Because of its size our approach was to lay the cooler on its back, place the motherboard on top and literally bolt it on using four bolts at the rear of the board.
With the cooler in place, it makes removing memory sticks at best difficult, and impossible at worst.
Ideally, the airflow over the memory should be welcome, despite its first having to pass through a heatsink connected to the TEC cooling system.
Once in place and powered up, the unit relies on the motherboard to manage its fans, as most coolers do.
While that's fine, with a unit of this size and price we'd have expected some type of manual control on top.
Considering the twin fans, it's not overtly noisy – certainly you won't miss that it's running, but it's a good clean fan noise.
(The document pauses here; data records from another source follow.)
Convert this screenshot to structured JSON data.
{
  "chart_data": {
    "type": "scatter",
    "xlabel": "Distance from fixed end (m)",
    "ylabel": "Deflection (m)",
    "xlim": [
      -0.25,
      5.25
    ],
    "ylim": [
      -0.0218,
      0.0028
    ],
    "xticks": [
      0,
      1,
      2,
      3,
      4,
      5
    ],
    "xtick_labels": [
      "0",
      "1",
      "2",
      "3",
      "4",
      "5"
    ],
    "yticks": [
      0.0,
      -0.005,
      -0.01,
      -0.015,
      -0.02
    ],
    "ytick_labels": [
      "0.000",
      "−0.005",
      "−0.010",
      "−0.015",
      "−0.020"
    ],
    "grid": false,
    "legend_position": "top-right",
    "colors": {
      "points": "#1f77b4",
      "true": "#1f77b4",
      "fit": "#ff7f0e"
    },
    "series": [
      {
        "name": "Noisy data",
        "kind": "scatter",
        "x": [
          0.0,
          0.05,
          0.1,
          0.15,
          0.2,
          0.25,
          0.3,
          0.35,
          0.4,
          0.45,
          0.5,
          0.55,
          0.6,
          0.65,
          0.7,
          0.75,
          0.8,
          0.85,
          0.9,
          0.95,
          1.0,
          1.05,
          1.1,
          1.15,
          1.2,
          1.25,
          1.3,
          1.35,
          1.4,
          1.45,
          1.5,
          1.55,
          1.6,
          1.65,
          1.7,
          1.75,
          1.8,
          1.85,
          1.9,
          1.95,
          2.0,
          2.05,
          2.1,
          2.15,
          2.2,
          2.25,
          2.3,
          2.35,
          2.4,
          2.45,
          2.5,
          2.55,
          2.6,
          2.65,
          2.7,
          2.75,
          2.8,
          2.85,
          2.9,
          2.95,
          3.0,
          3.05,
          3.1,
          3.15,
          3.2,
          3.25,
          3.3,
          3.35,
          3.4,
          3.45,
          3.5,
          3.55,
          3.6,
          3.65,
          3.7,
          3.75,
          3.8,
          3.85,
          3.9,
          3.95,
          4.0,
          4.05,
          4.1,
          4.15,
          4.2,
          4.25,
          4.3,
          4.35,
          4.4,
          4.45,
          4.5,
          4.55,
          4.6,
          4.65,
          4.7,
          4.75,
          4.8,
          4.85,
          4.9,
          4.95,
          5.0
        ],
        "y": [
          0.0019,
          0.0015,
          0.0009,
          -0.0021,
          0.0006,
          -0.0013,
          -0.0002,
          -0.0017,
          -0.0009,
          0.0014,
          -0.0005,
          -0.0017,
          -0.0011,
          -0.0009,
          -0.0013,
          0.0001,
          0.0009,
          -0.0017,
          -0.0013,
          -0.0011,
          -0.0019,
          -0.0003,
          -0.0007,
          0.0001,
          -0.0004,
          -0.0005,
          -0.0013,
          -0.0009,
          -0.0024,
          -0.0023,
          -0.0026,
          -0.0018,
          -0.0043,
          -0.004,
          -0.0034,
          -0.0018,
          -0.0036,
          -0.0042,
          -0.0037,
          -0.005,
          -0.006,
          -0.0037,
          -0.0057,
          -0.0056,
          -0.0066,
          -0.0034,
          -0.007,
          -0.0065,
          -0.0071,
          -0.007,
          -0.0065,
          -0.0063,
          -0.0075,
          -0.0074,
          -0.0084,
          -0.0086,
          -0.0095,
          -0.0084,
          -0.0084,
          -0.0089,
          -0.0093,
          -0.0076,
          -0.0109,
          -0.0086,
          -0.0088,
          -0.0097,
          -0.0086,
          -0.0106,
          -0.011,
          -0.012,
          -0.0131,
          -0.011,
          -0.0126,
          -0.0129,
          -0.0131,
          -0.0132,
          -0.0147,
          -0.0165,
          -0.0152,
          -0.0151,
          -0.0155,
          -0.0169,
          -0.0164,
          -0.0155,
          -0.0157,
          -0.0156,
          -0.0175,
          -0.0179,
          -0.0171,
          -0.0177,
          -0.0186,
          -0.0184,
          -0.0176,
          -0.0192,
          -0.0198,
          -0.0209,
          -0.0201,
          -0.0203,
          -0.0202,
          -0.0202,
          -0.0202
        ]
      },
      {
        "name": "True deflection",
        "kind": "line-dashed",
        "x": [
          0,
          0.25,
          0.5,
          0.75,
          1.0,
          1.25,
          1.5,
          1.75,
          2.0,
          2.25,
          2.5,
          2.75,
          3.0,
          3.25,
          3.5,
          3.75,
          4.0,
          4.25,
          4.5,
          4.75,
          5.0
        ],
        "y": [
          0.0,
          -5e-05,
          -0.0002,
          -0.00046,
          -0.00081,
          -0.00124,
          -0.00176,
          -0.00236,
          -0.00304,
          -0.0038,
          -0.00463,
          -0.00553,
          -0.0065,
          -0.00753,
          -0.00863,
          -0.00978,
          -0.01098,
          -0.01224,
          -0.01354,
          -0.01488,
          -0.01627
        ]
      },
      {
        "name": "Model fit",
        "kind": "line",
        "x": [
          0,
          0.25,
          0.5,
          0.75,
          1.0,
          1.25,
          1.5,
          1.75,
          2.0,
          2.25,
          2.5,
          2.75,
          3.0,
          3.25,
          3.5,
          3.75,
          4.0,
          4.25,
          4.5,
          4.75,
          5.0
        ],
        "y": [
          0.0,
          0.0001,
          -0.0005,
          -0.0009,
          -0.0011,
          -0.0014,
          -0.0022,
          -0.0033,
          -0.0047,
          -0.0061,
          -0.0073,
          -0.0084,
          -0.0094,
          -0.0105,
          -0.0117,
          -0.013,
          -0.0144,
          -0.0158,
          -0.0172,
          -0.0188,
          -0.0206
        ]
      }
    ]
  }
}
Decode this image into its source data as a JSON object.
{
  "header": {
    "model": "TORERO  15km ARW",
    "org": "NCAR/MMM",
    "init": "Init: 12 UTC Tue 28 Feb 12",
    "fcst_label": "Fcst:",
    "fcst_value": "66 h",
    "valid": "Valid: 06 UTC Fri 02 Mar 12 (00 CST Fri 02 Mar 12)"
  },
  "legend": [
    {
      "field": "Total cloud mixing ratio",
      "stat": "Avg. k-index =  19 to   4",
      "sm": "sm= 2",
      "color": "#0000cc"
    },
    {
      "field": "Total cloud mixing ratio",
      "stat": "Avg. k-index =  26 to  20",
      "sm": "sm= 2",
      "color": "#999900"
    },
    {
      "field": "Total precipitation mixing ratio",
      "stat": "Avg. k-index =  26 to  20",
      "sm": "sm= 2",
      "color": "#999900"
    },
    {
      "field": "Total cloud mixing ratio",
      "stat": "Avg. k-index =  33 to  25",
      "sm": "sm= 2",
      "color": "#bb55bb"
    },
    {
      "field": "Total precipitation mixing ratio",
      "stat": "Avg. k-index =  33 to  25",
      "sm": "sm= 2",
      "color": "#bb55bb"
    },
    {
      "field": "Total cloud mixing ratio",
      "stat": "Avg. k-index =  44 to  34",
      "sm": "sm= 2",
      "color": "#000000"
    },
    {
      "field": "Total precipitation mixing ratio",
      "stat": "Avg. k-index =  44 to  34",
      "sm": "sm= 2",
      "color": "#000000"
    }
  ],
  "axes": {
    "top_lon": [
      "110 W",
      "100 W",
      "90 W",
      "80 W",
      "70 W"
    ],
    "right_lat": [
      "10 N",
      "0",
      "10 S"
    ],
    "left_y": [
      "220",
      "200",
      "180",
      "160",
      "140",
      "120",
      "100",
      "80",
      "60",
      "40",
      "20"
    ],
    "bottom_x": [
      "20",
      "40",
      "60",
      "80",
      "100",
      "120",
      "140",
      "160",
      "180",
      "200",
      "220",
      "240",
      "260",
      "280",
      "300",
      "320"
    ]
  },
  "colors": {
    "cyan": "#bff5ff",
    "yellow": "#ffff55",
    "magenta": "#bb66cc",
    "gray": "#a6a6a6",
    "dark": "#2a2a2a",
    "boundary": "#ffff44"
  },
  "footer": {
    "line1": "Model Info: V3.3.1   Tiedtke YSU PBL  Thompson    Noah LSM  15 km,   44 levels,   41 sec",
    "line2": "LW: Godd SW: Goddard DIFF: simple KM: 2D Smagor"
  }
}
With six heat pipes direct to its main fin array and four more from the TEC cooler, plus a copper base, we expected great performance. An unloaded temperature of 63C is good, but is outclassed by the Prolimatech Genesis by 5C.
This performance continued through to the loaded conditions as well. Though it is out-cooling the stock unit by a good 12C.
We liked:
The idea of creating a one-stop cooling solution for both CPU and RAM is a good one, but the Prolimatech Genesis does a far better job.
We disliked:
In its attempt to bolt as much on as possible, we think Cooler Master has lost sight of simple efficient cooling. Installation is tricky and causes issues with memory. It's also overly noisy for the level of cooling it provides.
Final word:
This is an impressive piece of engineering that sadly fails to do its job well enough.